Scott-Mottley has no intention to resign from Senate
DONNA SCOTT-MOTTLEY has declared that she will not voluntarily quit as an Opposition senator after the People’s National Party (PNP) installs a new president next month.
“I will not be offering my resignation to whoever wins,” ScottMottley has declared.
But the long-time lawmaker signalled that there would be no resistance if she is asked by the new party leader to vacate her seat in the Upper House.
“Let me make my personal position clear. If a party leader calls me and said I would like you to resign from the Senate, I, Donna Marie Scott-Mottley, would offer my resignation,” she told The Sunday Gleaner during an interview on Friday.
Scott-Mottley is one of eight Opposition senators appointed by Dr Peter Phillips, the PNP leader set to demit office next month after leading the party to a crushing 49-14 defeat in the September 3 parliamentary election.
The Senate appointments have become a contentious issue in the PNP weeks before Phillips’ successor is identified through a presidential election set for November 7.
Those opposed to the appointments argue that the incoming PNP president will be bound by a slate of senators that include persons who are fiercely loyal to Phillips. Supporters say the business of the nation should not be placed on hold while the PNP sort out its affairs.
Dr Floyd Morris, who was also reappointed to the Senate by Phillips, said he was clear about what he intends to do when the dust is settled on the leadership contest, but is keeping that close to his chest.
INTERNAL ISSUE
“It is a matter that the PNP has to settle internally and I am prepared to make my decision at that point in time,” said Morris.
Mark Golding, one of the two declared aspirants for the PNP presidency, first took issue with the Senate appointments in a letter to party Chairman Fitz Jackson.

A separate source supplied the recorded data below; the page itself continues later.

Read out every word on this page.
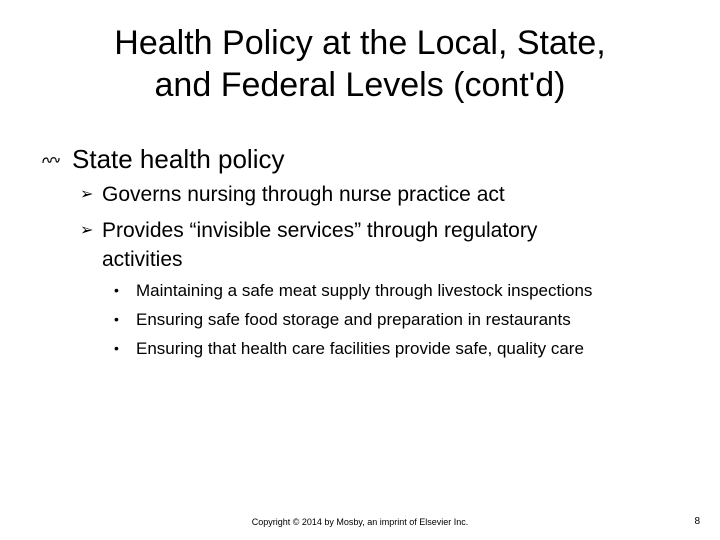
Health Policy at the Local, State,
and Federal Levels (cont'd)
State health policy
➢ Governs nursing through nurse practice act
➢ Provides “invisible services” through regulatory activities
•	Maintaining a safe meat supply through livestock inspections
•	Ensuring safe food storage and preparation in restaurants
•	Ensuring that health care facilities provide safe, quality care
Copyright © 2014 by Mosby, an imprint of Elsevier Inc.	8
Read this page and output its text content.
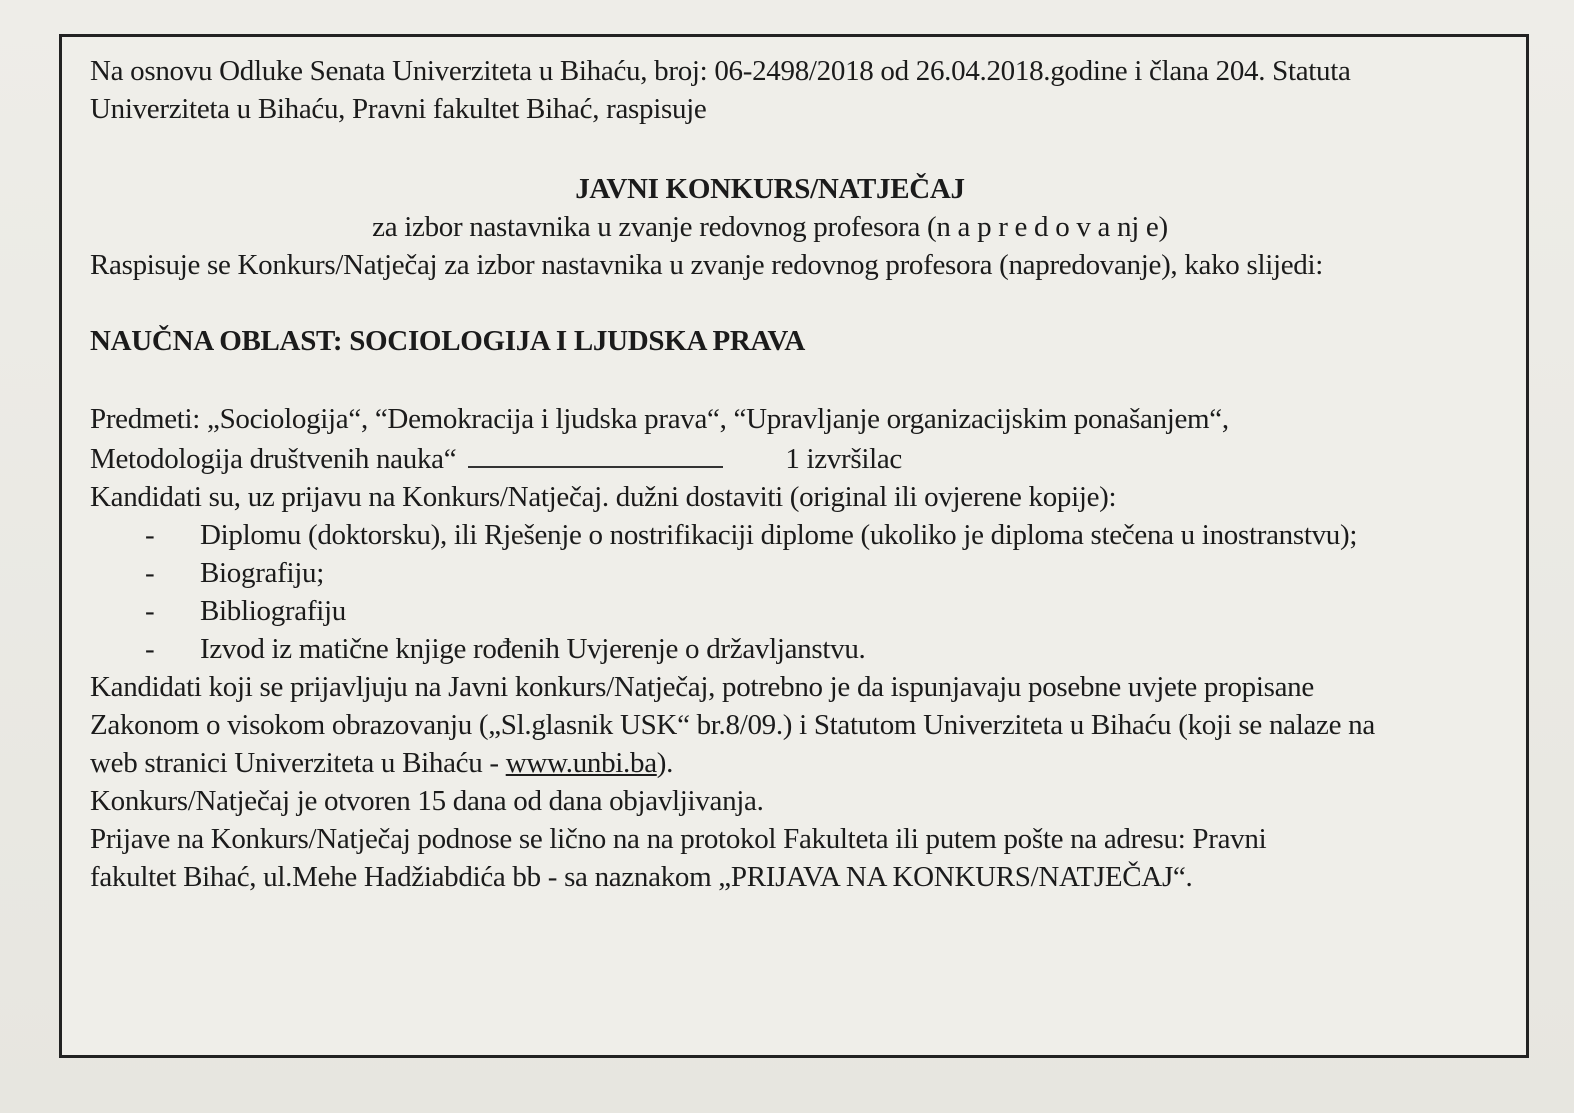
Na osnovu Odluke Senata Univerziteta u Bihaću, broj: 06-2498/2018 od 26.04.2018.godine i člana 204. Statuta Univerziteta u Bihaću, Pravni fakultet Bihać, raspisuje

JAVNI KONKURS/NATJEČAJ

za izbor nastavnika u zvanje redovnog profesora (n a p r e d o v a nj e)

Raspisuje se Konkurs/Natječaj za izbor nastavnika u zvanje redovnog profesora (napredovanje), kako slijedi:

NAUČNA OBLAST: SOCIOLOGIJA I LJUDSKA PRAVA

Predmeti: „Sociologija“, “Demokracija i ljudska prava“, “Upravljanje organizacijskim ponašanjem“,

Metodologija društvenih nauka“	1 izvršilac

Kandidati su, uz prijavu na Konkurs/Natječaj. dužni dostaviti (original ili ovjerene kopije):

-	Diplomu (doktorsku), ili Rješenje o nostrifikaciji diplome (ukoliko je diploma stečena u inostranstvu);
-	Biografiju;
-	Bibliografiju
-	Izvod iz matične knjige rođenih Uvjerenje o državljanstvu.

Kandidati koji se prijavljuju na Javni konkurs/Natječaj, potrebno je da ispunjavaju posebne uvjete propisane Zakonom o visokom obrazovanju („Sl.glasnik USK“ br.8/09.) i Statutom Univerziteta u Bihaću (koji se nalaze na web stranici Univerziteta u Bihaću - www.unbi.ba).

Konkurs/Natječaj je otvoren 15 dana od dana objavljivanja.

Prijave na Konkurs/Natječaj podnose se lično na na protokol Fakulteta ili putem pošte na adresu: Pravni fakultet Bihać, ul.Mehe Hadžiabdića bb - sa naznakom „PRIJAVA NA KONKURS/NATJEČAJ“.
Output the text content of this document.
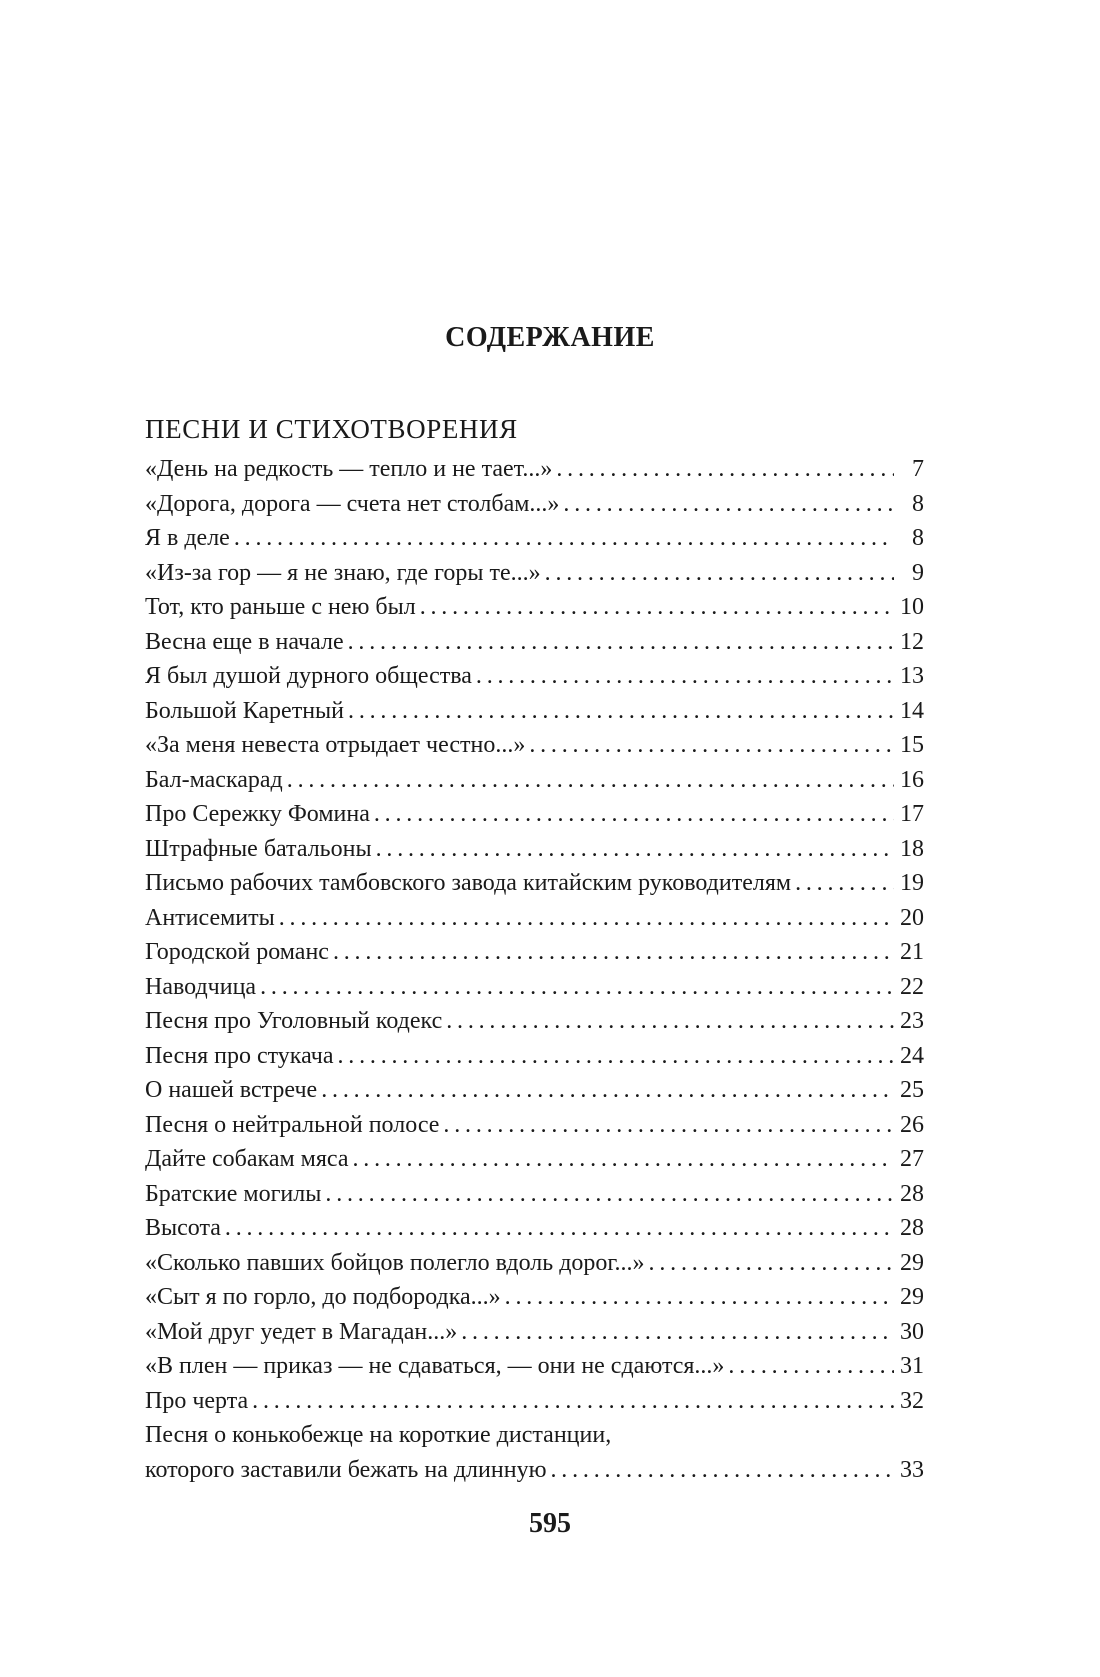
СОДЕРЖАНИЕ
ПЕСНИ И СТИХОТВОРЕНИЯ
«День на редкость — тепло и не тает...» . . .	7
«Дорога, дорога — счета нет столбам...» . . .	8
Я в деле . . .	8
«Из-за гор — я не знаю, где горы те...» . . .	9
Тот, кто раньше с нею был . . .	10
Весна еще в начале . . .	12
Я был душой дурного общества . . .	13
Большой Каретный . . .	14
«За меня невеста отрыдает честно...» . . .	15
Бал-маскарад . . .	16
Про Сережку Фомина . . .	17
Штрафные батальоны . . .	18
Письмо рабочих тамбовского завода китайским руководителям . . .	19
Антисемиты . . .	20
Городской романс . . .	21
Наводчица . . .	22
Песня про Уголовный кодекс . . .	23
Песня про стукача . . .	24
О нашей встрече . . .	25
Песня о нейтральной полосе . . .	26
Дайте собакам мяса . . .	27
Братские могилы . . .	28
Высота . . .	28
«Сколько павших бойцов полегло вдоль дорог...» . . .	29
«Сыт я по горло, до подбородка...» . . .	29
«Мой друг уедет в Магадан...» . . .	30
«В плен — приказ — не сдаваться, — они не сдаются...» . . .	31
Про черта . . .	32
Песня о конькобежце на короткие дистанции,
которого заставили бежать на длинную . . .	33
595
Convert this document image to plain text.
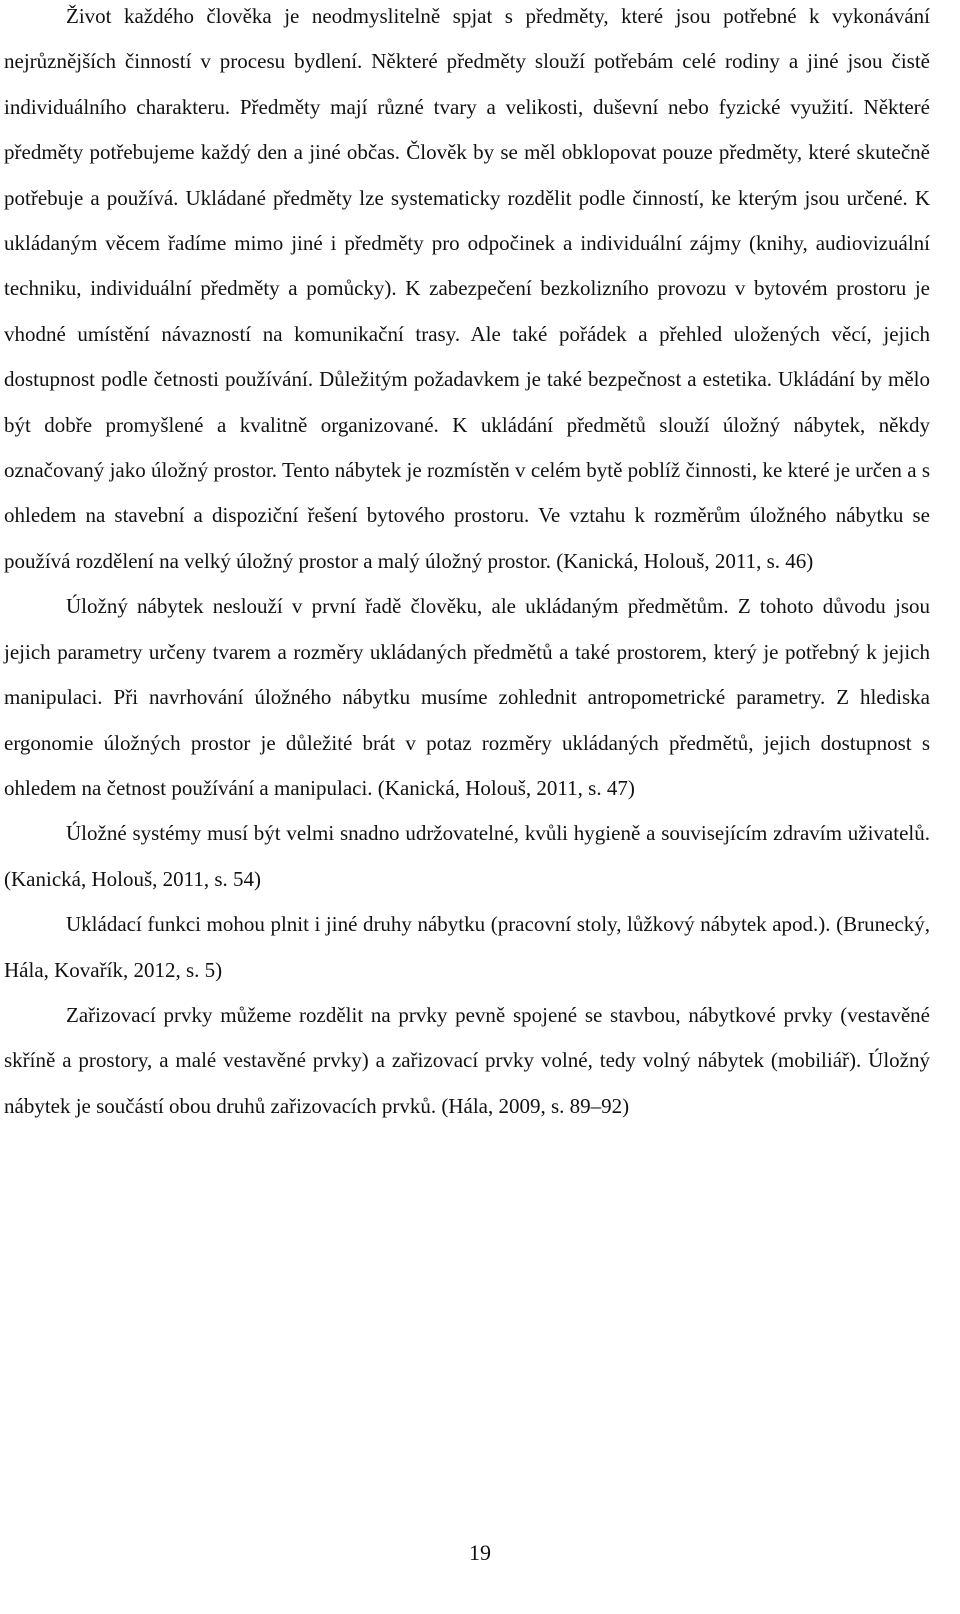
Život každého člověka je neodmyslitelně spjat s předměty, které jsou potřebné k vykonávání nejrůznějších činností v procesu bydlení. Některé předměty slouží potřebám celé rodiny a jiné jsou čistě individuálního charakteru. Předměty mají různé tvary a velikosti, duševní nebo fyzické využití. Některé předměty potřebujeme každý den a jiné občas. Člověk by se měl obklopovat pouze předměty, které skutečně potřebuje a používá. Ukládané předměty lze systematicky rozdělit podle činností, ke kterým jsou určené. K ukládaným věcem řadíme mimo jiné i předměty pro odpočinek a individuální zájmy (knihy, audiovizuální techniku, individuální předměty a pomůcky). K zabezpečení bezkolizního provozu v bytovém prostoru je vhodné umístění návazností na komunikační trasy. Ale také pořádek a přehled uložených věcí, jejich dostupnost podle četnosti používání. Důležitým požadavkem je také bezpečnost a estetika. Ukládání by mělo být dobře promyšlené a kvalitně organizované. K ukládání předmětů slouží úložný nábytek, někdy označovaný jako úložný prostor. Tento nábytek je rozmístěn v celém bytě poblíž činnosti, ke které je určen a s ohledem na stavební a dispoziční řešení bytového prostoru. Ve vztahu k rozměrům úložného nábytku se používá rozdělení na velký úložný prostor a malý úložný prostor. (Kanická, Holouš, 2011, s. 46)

Úložný nábytek neslouží v první řadě člověku, ale ukládaným předmětům. Z tohoto důvodu jsou jejich parametry určeny tvarem a rozměry ukládaných předmětů a také prostorem, který je potřebný k jejich manipulaci. Při navrhování úložného nábytku musíme zohlednit antropometrické parametry. Z hlediska ergonomie úložných prostor je důležité brát v potaz rozměry ukládaných předmětů, jejich dostupnost s ohledem na četnost používání a manipulaci. (Kanická, Holouš, 2011, s. 47)

Úložné systémy musí být velmi snadno udržovatelné, kvůli hygieně a souvisejícím zdravím uživatelů. (Kanická, Holouš, 2011, s. 54)

Ukládací funkci mohou plnit i jiné druhy nábytku (pracovní stoly, lůžkový nábytek apod.). (Brunecký, Hála, Kovařík, 2012, s. 5)

Zařizovací prvky můžeme rozdělit na prvky pevně spojené se stavbou, nábytkové prvky (vestavěné skříně a prostory, a malé vestavěné prvky) a zařizovací prvky volné, tedy volný nábytek (mobiliář). Úložný nábytek je součástí obou druhů zařizovacích prvků. (Hála, 2009, s. 89–92)

19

In the letter, which also raised concerns that Phillips was chosen as Opposition leader without a fulsome discussion among PNP members of
parliament (MPs), Golding noted that the tenure of the eight opposition senators was for the life of the Parliament.
“So the appointments will be binding on the next leader of the Opposition unless they choose to offer their resignations to him/her,” he said in the letter.
Golding explained in a Sunday Gleaner interview last week that his personal view on the issue is that where individuals are appointed to a public office by someone with the constitutional authority, they should at least offer their resignation when the person who selected them demits office.
“The right thing to do is to say to his or her successor, ‘I would like to offer you a free hand and I am prepared to resign’,” said the St Andrew Southern MP.
He, however, acknowledged that there are dissenting views on the issue, and that appointees are under no legal obligation to step aside.
“I think from the point of view of political governance, it’s the ethical thing to do,” he insisted.
Golding, a former senator, revealed that he took the same approach when Phillips was selected to succeed former PNP President Portia Simpson Miller.
HAPPY TO RESIGN
“When Mrs Simpson Miller demitted office, having made me leader of Opposition business in the Senate, I spoke with Dr Phillips and told him I would be happy to resign to give him the space to do what he wanted to do,” Golding recounted.
“And he thought about it and chose to keep the Senate intact.”
Morris, like Scott-Mottley, appeared annoyed at the controversy surrounding the opposition appointments to the Upper House of the Jamaican legislature and the sentiments expressed by Golding in his letter to Jackson.
“I never wanted to be drawn into this public spat over what individuals should do when the new leadership takes over,” said Morris, who is blind and the longest-serving senator on the PNP side.
Scott-Mottley admitted that she was “surprised” that the appointment of senators is being “made a public ethical question after the courts have determined that it is an appointment by the governor general that cannot be disturbed”.
“I’ve never before seen the whole question of the appointment of senators positioned in the way that it has been now,” she said.
Scott-Mottley has served as a senator through three PNP presidents, having been appointed by P.J. Patterson in 2005, and said never before has there been an issue about her tenure during the changing of the guard.
“When Portia Simpson Miller took over [from Patterson] there really was no conversation about resigning – not from her to say resign … no private conversation with me, who supported Dr Phillips over her,” Scott-Mottley recounted.
Golding, who is facing a challenge from St Ann South Eastern MP Lisa Hanna for the PNP presidency, noted that he served in the Senate with four of the current opposition senators.
“The others are all people who I have a high regard for. So, that issue I would address at that time and make decisions in consultation with them and others,” he said, should he become leader of the Opposition.